You've probably heard: on August 21, 2017, a total solar eclipse will sweep across the United States from west to east. It will be the first total solar eclipse – when the moon blocks out the sun – visible in the continental United States since 1979. But what makes it especially exciting to astronomers and the rest of us alike is that it will be the first to be viewable across the entire continent since 1918.
If Fr. Charles Marie Charroppin, SJ, were still alive, he'd be having a party.
Father Charroppin (1840-1915) was a member of the former Missouri Province of the Society of Jesus. Described in a story in a 1987 issue of the Jesuit Bulletin as an "eccentric genius," he was a priest and educator with a fascination for astronomy and the new science of photography.

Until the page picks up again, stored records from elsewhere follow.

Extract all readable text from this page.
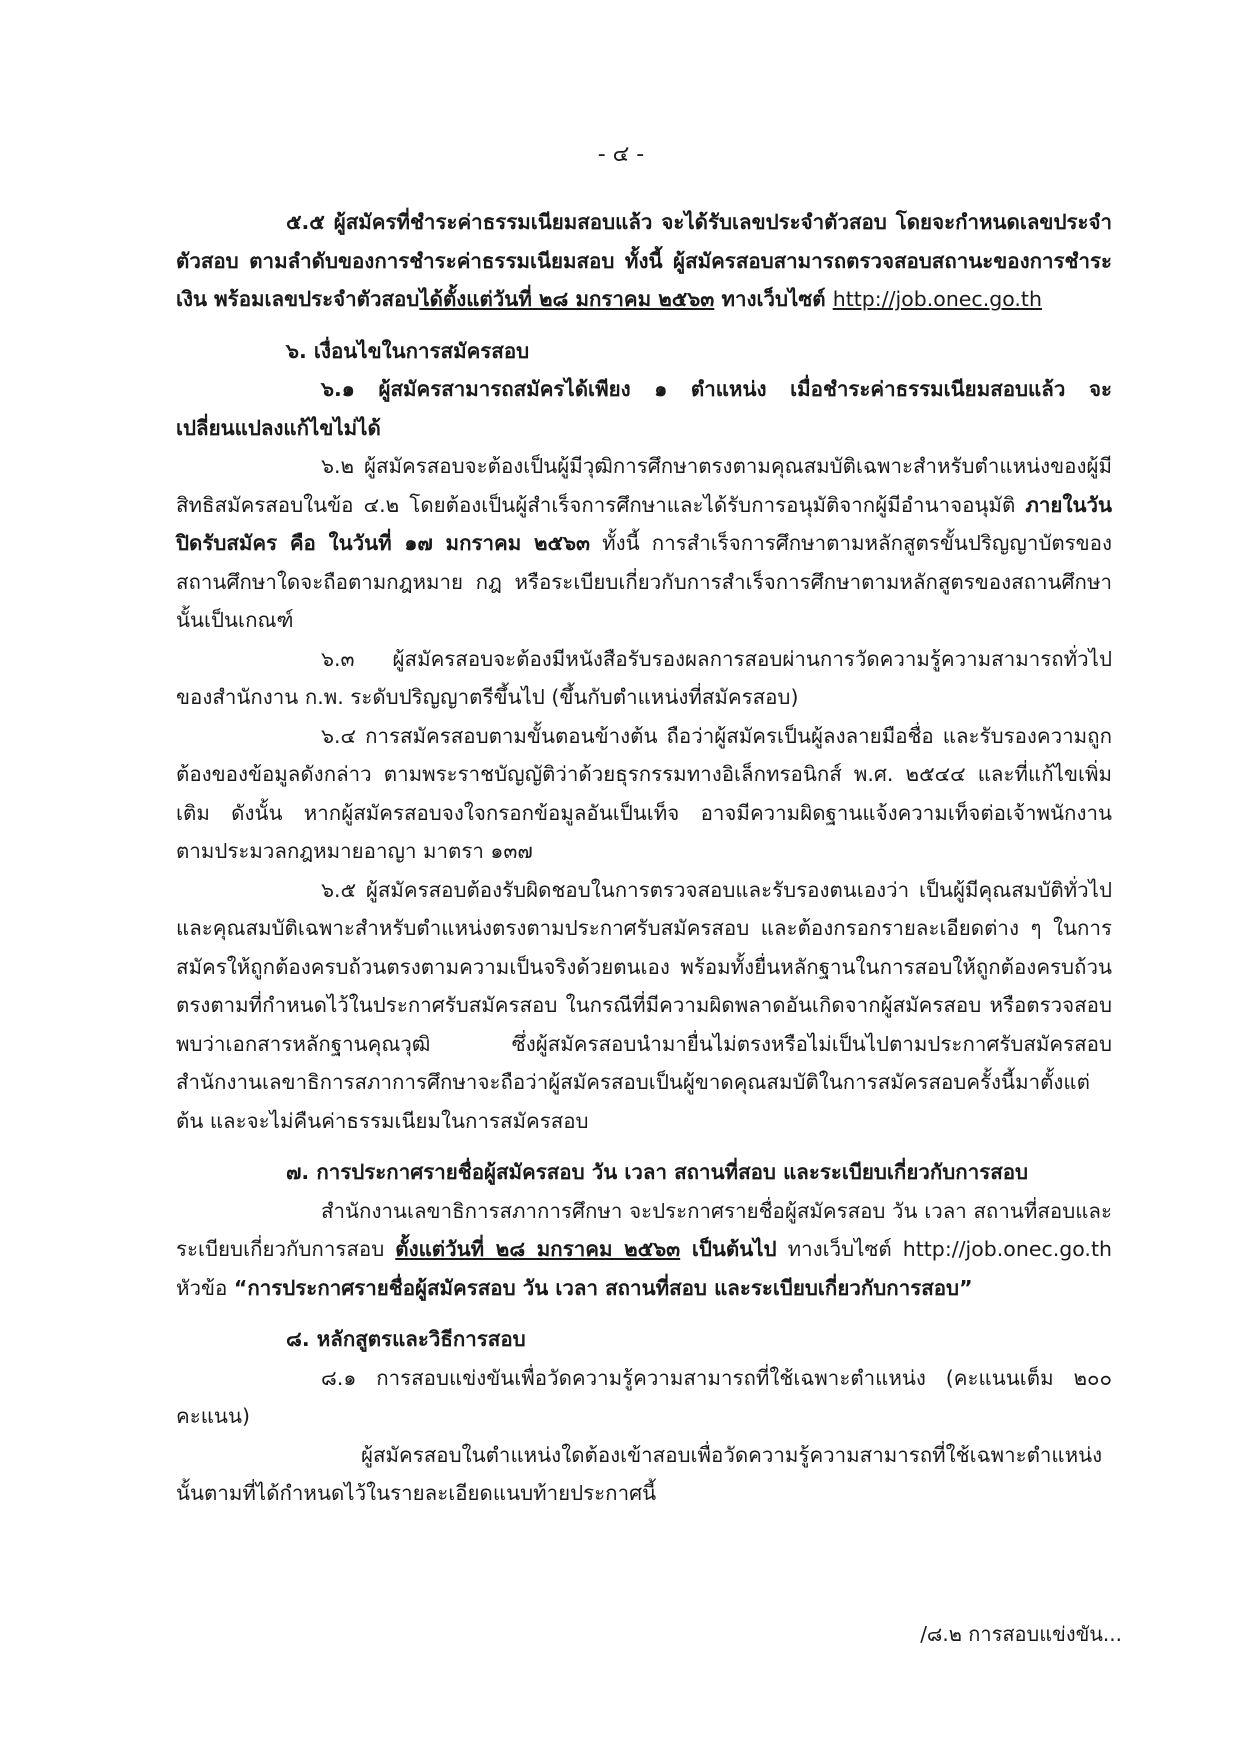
- ๔ -

๕.๕ ผู้สมัครที่ชำระค่าธรรมเนียมสอบแล้ว จะได้รับเลขประจำตัวสอบ โดยจะกำหนดเลขประจำตัวสอบ ตามลำดับของการชำระค่าธรรมเนียมสอบ ทั้งนี้ ผู้สมัครสอบสามารถตรวจสอบสถานะของการชำระเงิน พร้อมเลขประจำตัวสอบได้ตั้งแต่วันที่ ๒๘ มกราคม ๒๕๖๓ ทางเว็บไซต์ http://job.onec.go.th

๖. เงื่อนไขในการสมัครสอบ

๖.๑ ผู้สมัครสามารถสมัครได้เพียง ๑ ตำแหน่ง เมื่อชำระค่าธรรมเนียมสอบแล้ว จะเปลี่ยนแปลงแก้ไขไม่ได้

๖.๒ ผู้สมัครสอบจะต้องเป็นผู้มีวุฒิการศึกษาตรงตามคุณสมบัติเฉพาะสำหรับตำแหน่งของผู้มีสิทธิสมัครสอบในข้อ ๔.๒ โดยต้องเป็นผู้สำเร็จการศึกษาและได้รับการอนุมัติจากผู้มีอำนาจอนุมัติ ภายในวันปิดรับสมัคร คือ ในวันที่ ๑๗ มกราคม ๒๕๖๓ ทั้งนี้ การสำเร็จการศึกษาตามหลักสูตรขั้นปริญญาบัตรของสถานศึกษาใดจะถือตามกฎหมาย กฎ หรือระเบียบเกี่ยวกับการสำเร็จการศึกษาตามหลักสูตรของสถานศึกษานั้นเป็นเกณฑ์

๖.๓ ผู้สมัครสอบจะต้องมีหนังสือรับรองผลการสอบผ่านการวัดความรู้ความสามารถทั่วไปของสำนักงาน ก.พ. ระดับปริญญาตรีขึ้นไป (ขึ้นกับตำแหน่งที่สมัครสอบ)

๖.๔ การสมัครสอบตามขั้นตอนข้างต้น ถือว่าผู้สมัครเป็นผู้ลงลายมือชื่อ และรับรองความถูกต้องของข้อมูลดังกล่าว ตามพระราชบัญญัติว่าด้วยธุรกรรมทางอิเล็กทรอนิกส์ พ.ศ. ๒๕๔๔ และที่แก้ไขเพิ่มเติม ดังนั้น หากผู้สมัครสอบจงใจกรอกข้อมูลอันเป็นเท็จ อาจมีความผิดฐานแจ้งความเท็จต่อเจ้าพนักงาน ตามประมวลกฎหมายอาญา มาตรา ๑๓๗

๖.๕ ผู้สมัครสอบต้องรับผิดชอบในการตรวจสอบและรับรองตนเองว่า เป็นผู้มีคุณสมบัติทั่วไปและคุณสมบัติเฉพาะสำหรับตำแหน่งตรงตามประกาศรับสมัครสอบ และต้องกรอกรายละเอียดต่าง ๆ ในการสมัครให้ถูกต้องครบถ้วนตรงตามความเป็นจริงด้วยตนเอง พร้อมทั้งยื่นหลักฐานในการสอบให้ถูกต้องครบถ้วนตรงตามที่กำหนดไว้ในประกาศรับสมัครสอบ ในกรณีที่มีความผิดพลาดอันเกิดจากผู้สมัครสอบ หรือตรวจสอบพบว่าเอกสารหลักฐานคุณวุฒิ ซึ่งผู้สมัครสอบนำมายื่นไม่ตรงหรือไม่เป็นไปตามประกาศรับสมัครสอบ สำนักงานเลขาธิการสภาการศึกษาจะถือว่าผู้สมัครสอบเป็นผู้ขาดคุณสมบัติในการสมัครสอบครั้งนี้มาตั้งแต่ต้น และจะไม่คืนค่าธรรมเนียมในการสมัครสอบ

๗. การประกาศรายชื่อผู้สมัครสอบ วัน เวลา สถานที่สอบ และระเบียบเกี่ยวกับการสอบ

สำนักงานเลขาธิการสภาการศึกษา จะประกาศรายชื่อผู้สมัครสอบ วัน เวลา สถานที่สอบและระเบียบเกี่ยวกับการสอบ ตั้งแต่วันที่ ๒๘ มกราคม ๒๕๖๓ เป็นต้นไป ทางเว็บไซต์ http://job.onec.go.th หัวข้อ “การประกาศรายชื่อผู้สมัครสอบ วัน เวลา สถานที่สอบ และระเบียบเกี่ยวกับการสอบ”

๘. หลักสูตรและวิธีการสอบ

๘.๑ การสอบแข่งขันเพื่อวัดความรู้ความสามารถที่ใช้เฉพาะตำแหน่ง (คะแนนเต็ม ๒๐๐ คะแนน)

ผู้สมัครสอบในตำแหน่งใดต้องเข้าสอบเพื่อวัดความรู้ความสามารถที่ใช้เฉพาะตำแหน่งนั้นตามที่ได้กำหนดไว้ในรายละเอียดแนบท้ายประกาศนี้

/๘.๒ การสอบแข่งขัน...
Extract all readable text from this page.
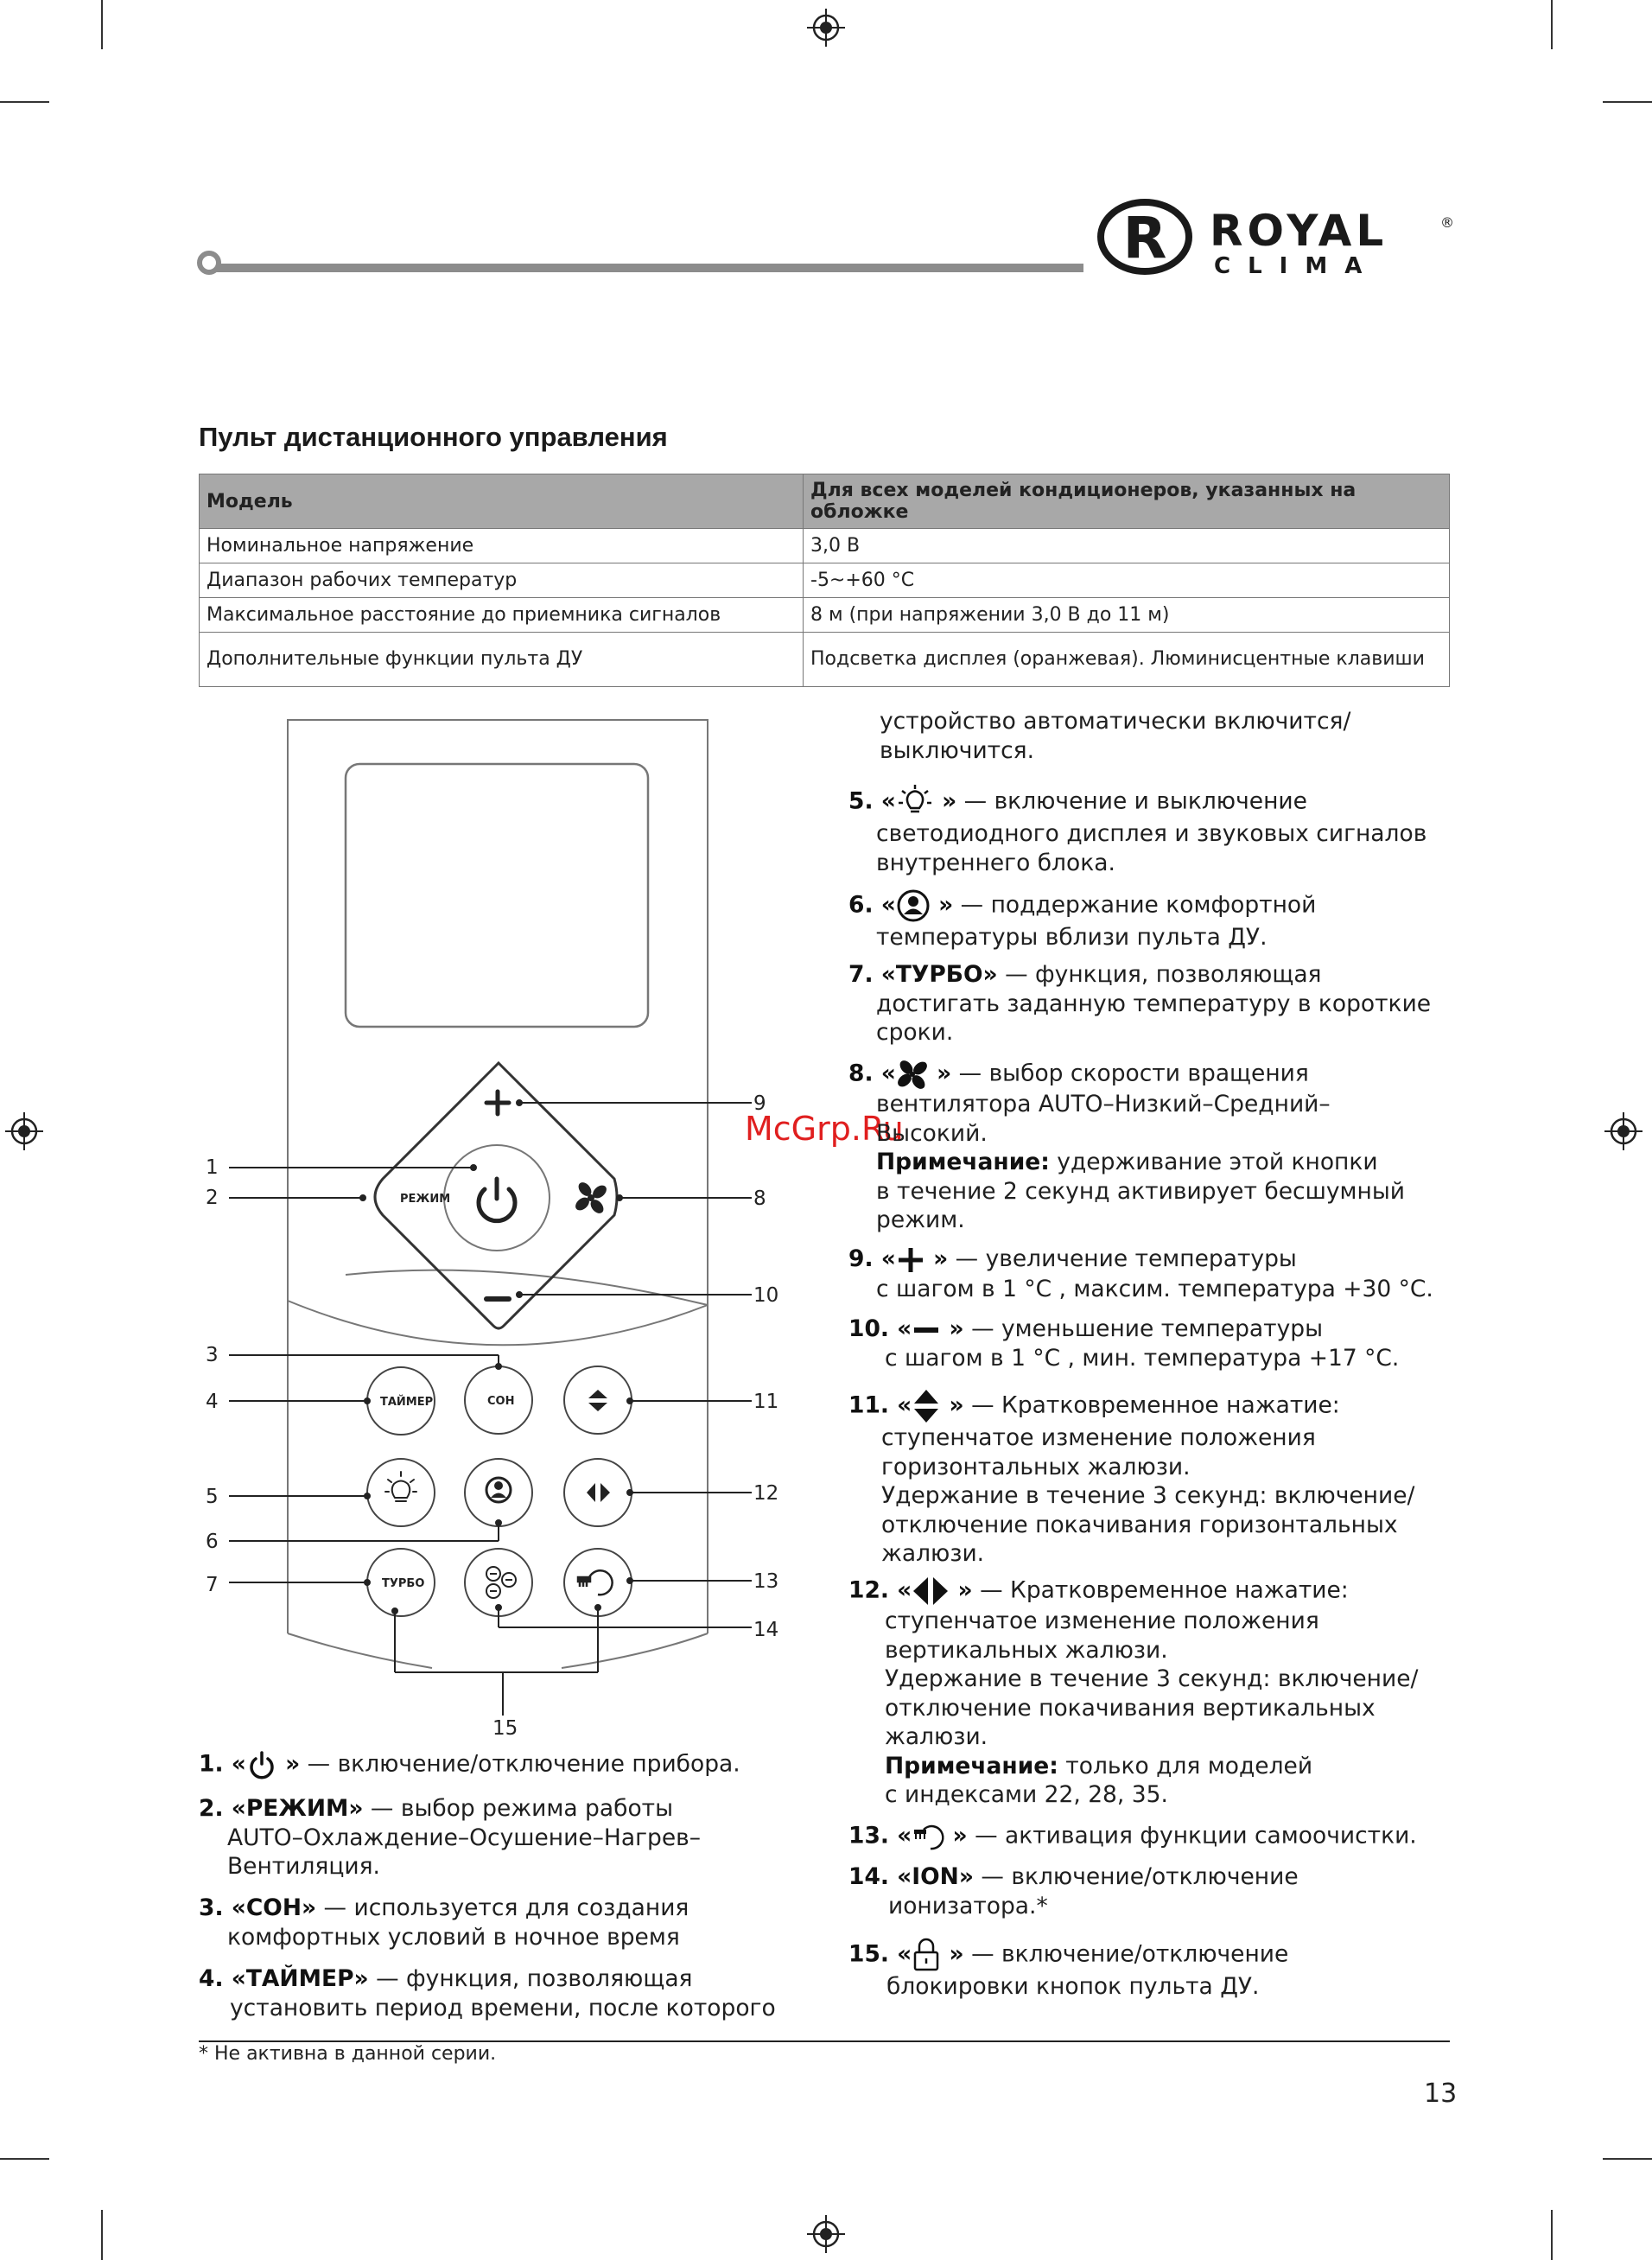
R ROYAL	®
CLIMA
Пульт дистанционного управления
Модель	Для всех моделей кондиционеров, указанных на обложке
Номинальное напряжение	3,0 В
Диапазон рабочих температур	-5~+60 °C
Максимальное расстояние до приемника сигналов	8 м (при напряжении 3,0 В до 11 м)
Дополнительные функции пульта ДУ	Подсветка дисплея (оранжевая). Люминисцентные клавиши
РЕЖИМ
ТАЙМЕР	СОН
ТУРБО
1
2
3
4
5
6
7
8
9
10
11
12
13
14
15
McGrp.Ru
1. «
» — включение/отключение прибора.
2. «РЕЖИМ» — выбор режима работы
AUTO–Охлаждение–Осушение–Нагрев–
Вентиляция.
3. «СОН» — используется для создания
комфортных условий в ночное время
4. «ТАЙМЕР» — функция, позволяющая
установить период времени, после которого
устройство автоматически включится/
выключится.
5. «
» — включение и выключение
светодиодного дисплея и звуковых сигналов
внутреннего блока.
6. «
» — поддержание комфортной
температуры вблизи пульта ДУ.
7. «ТУРБО» — функция, позволяющая
достигать заданную температуру в короткие
сроки.
8. «
» — выбор скорости вращения
вентилятора AUTO–Низкий–Средний–
Высокий.
Примечание: удерживание этой кнопки
в течение 2 секунд активирует бесшумный
режим.
9. «
» — увеличение температуры
с шагом в 1 °C , максим. температура +30 °C.
10. «
» — уменьшение температуры
с шагом в 1 °C , мин. температура +17 °C.
11. «
» — Кратковременное нажатие:
ступенчатое изменение положения
горизонтальных жалюзи.
Удержание в течение 3 секунд: включение/
отключение покачивания горизонтальных
жалюзи.
12. «
» — Кратковременное нажатие:
ступенчатое изменение положения
вертикальных жалюзи.
Удержание в течение 3 секунд: включение/
отключение покачивания вертикальных
жалюзи.
Примечание: только для моделей
с индексами 22, 28, 35.
13. «
» — активация функции самоочистки.
14. «ION» — включение/отключение
ионизатора.*
15. «
» — включение/отключение
блокировки кнопок пульта ДУ.
* Не активна в данной серии.
13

His astronomical studies are part of a long tradition among Jesuits, who established dozens of astronomical and meteorological observatories during the 17th and 18th centuries. Indeed, some 35 lunar craters are named for Jesuit astronomers. Today, many Jesuit schools still have a functioning observatory.
The eccentric and brilliant Fr. Charroppin was born on the island of Guadeloupe in the West Indies. He entered St. Stanislaus Seminary in Florissant, Mo., in 1863, and began taking photographs of his new surroundings, including his fellow Jesuits. Following his ordination in 1875, he taught at Saint Louis University and continued documenting the world around him in photographs. He even served as vice president of the St. Louis Camera Club and was the "official photographer" of the Missouri Province.
Eventually, he pointed his camera skyward, developing relationships with some of the famous astronomers of his time. He and his fellow scientists traveled together in 1889 for what he dubbed "Eclipse Parties" to study the total eclipse of the sun, visible that year in California.
When he was assigned as a missionary to British Honduras in 1894, the United States government offered him a set of instruments to establish an observatory there, but he was unable to comply. He was too far away from "civilization" to enable telegraphic communication back to the States.
During the May 28, 1900 solar eclipse, Fr. Charroppin set up his equipment at an astronomical station in Washington, Georgia. By overlapping a series of 18 negatives, he generated a remarkable photograph of the sun and its corona.
Father Charroppin served for many years as a missionary in Belize, a professor at Saint Louis University and associate pastor of St. Charles Borromeo parish in St. Charles, Missouri. He never became famous for his astro-photography – there's not even a lunar crater named for him – but his inquisitive mind, creativity and good humor can be resurrected thanks to the Jesuit Archives of the Central United States.
The Charles M. Charroppin collection is among the countless treasures to be found in the Jesuit Archives in St. Louis. The collection includes biographical material, correspondence, loose photographs, photograph albums, hand drawn artwork, and glass lantern slides.
The Jesuit Archives is now closed to researchers as the staff prepares the collections to move to the new Jesuit Archives and Research Center under construction in St. Louis. The new $10 million, 32,000-square-foot building will be six times larger than the existing space and will make documents and artifacts from around the United States more accessible to researchers. It is expected to open in the spring of 2018.